LLMs are the current big buzzword and the main ones that "don't work", because people assume and expect them to be intelligent and actually know and understand things, which they simply do not. Their purpose is to generate text in a way that a human would and for that they actually work perfectly - get a competent LLM and a human and ask them to write about something, and you are very unlikely to spot which one is the machine unless you can catch them lying, and even then it might just be a clueless human talking about things he kinda understands but isn't an expert of. Like me.
But they are constantly being used for all kinds of purposes that they really don't yet fit well, because you can't actually trust anything they say.

Image generation mainly has issues with hands and fingers so they aren't bullet proof at making fake realistic imagery, but for many subjects and style they can create images that are pretty much impossible to identify as being generated. Civit.ai is full of examples. Most people think it doesn't work yet because they mostly see someone throwing simple prompts into midjourney and taking the first thing it generates for an article thumbnail.

And image identification definitely works, but it's... Quirky. I said it can't be used to identify mushrooms, because nothing can identify two things that look exactly the same from one another. But give one enough photos of every single hot wheels car that exists, and you can get one that will perfectly recognize which one you have.

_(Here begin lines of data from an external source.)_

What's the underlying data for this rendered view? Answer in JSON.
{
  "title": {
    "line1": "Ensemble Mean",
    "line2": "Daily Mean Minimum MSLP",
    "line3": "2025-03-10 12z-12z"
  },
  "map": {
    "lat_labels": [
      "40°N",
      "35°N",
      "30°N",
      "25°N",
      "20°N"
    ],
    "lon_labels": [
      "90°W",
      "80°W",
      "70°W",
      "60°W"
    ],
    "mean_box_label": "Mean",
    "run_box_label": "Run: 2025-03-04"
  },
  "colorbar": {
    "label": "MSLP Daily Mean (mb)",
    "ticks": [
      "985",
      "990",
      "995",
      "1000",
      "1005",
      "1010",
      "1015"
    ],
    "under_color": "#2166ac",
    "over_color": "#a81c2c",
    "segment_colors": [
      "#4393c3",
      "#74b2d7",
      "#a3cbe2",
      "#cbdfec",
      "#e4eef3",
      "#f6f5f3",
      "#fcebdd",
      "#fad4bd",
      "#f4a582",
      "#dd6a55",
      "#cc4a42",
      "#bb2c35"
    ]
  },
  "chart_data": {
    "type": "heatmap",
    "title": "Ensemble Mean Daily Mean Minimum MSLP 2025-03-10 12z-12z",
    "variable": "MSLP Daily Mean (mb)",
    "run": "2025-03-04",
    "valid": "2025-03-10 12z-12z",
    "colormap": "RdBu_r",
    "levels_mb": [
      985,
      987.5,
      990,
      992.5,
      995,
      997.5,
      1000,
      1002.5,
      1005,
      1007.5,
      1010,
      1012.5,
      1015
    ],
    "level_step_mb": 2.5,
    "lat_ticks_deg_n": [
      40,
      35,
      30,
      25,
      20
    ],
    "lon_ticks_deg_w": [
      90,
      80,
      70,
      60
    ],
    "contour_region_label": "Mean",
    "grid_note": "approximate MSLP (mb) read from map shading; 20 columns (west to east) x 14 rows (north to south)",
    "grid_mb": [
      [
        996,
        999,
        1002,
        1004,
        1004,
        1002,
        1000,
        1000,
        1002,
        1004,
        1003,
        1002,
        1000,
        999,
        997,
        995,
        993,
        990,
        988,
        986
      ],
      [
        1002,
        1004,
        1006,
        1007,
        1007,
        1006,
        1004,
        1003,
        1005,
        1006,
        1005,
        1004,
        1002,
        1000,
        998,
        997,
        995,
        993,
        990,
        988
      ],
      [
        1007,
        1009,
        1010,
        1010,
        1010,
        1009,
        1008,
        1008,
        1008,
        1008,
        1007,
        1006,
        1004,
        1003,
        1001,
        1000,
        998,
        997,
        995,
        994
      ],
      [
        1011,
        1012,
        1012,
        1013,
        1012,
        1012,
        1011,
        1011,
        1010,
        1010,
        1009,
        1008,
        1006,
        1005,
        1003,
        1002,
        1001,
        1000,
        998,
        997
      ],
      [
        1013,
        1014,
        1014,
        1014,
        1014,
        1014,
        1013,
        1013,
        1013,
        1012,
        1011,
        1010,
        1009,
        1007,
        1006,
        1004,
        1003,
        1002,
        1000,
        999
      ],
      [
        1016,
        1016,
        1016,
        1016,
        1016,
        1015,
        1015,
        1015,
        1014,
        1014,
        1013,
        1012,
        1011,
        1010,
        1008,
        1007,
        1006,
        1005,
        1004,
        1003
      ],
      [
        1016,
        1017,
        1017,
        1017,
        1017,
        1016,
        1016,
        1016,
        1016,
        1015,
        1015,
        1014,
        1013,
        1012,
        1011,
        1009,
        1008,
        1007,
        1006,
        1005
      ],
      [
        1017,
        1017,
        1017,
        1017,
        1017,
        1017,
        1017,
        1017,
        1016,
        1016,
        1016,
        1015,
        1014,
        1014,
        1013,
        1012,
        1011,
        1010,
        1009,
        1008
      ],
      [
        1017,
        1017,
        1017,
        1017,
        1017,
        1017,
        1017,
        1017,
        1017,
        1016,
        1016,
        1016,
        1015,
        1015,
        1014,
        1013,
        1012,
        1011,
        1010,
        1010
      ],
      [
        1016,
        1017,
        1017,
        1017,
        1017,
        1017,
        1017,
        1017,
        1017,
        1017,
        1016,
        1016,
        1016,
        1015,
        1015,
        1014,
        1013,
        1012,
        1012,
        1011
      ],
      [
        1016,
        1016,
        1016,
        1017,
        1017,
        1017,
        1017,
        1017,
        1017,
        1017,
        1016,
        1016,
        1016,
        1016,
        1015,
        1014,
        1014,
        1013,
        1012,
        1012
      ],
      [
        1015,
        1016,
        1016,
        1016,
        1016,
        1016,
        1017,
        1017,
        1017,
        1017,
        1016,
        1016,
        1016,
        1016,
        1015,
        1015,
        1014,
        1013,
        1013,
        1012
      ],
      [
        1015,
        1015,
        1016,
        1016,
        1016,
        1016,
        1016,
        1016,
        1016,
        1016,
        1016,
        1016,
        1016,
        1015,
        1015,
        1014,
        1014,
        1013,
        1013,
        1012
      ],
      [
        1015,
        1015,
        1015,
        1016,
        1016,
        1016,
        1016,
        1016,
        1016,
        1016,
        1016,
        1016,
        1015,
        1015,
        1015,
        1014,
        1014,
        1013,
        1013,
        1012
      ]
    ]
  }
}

But it will also tell you that a shoe or a tree is one of them, because it only knows about hot wheels cars.
Making one that is trying to identify absolutely everything from a photo, like Google Lens, will still misidentify some things as the dataset is so enormous, but so would a human. Just that for an AI, "I don't know" is never an option, it always says the most likely answer it thinks is right.

[–] spujb@lemmy.cafe 0 points 8 months ago

okay? so i am quite aware of all of this already; none of this info is new.

my question is still, “what’s wrong with lumping all of these technologies together as ‘AI’ when all of them are ineffective at identifying mushrooms (and certain other tasks)?”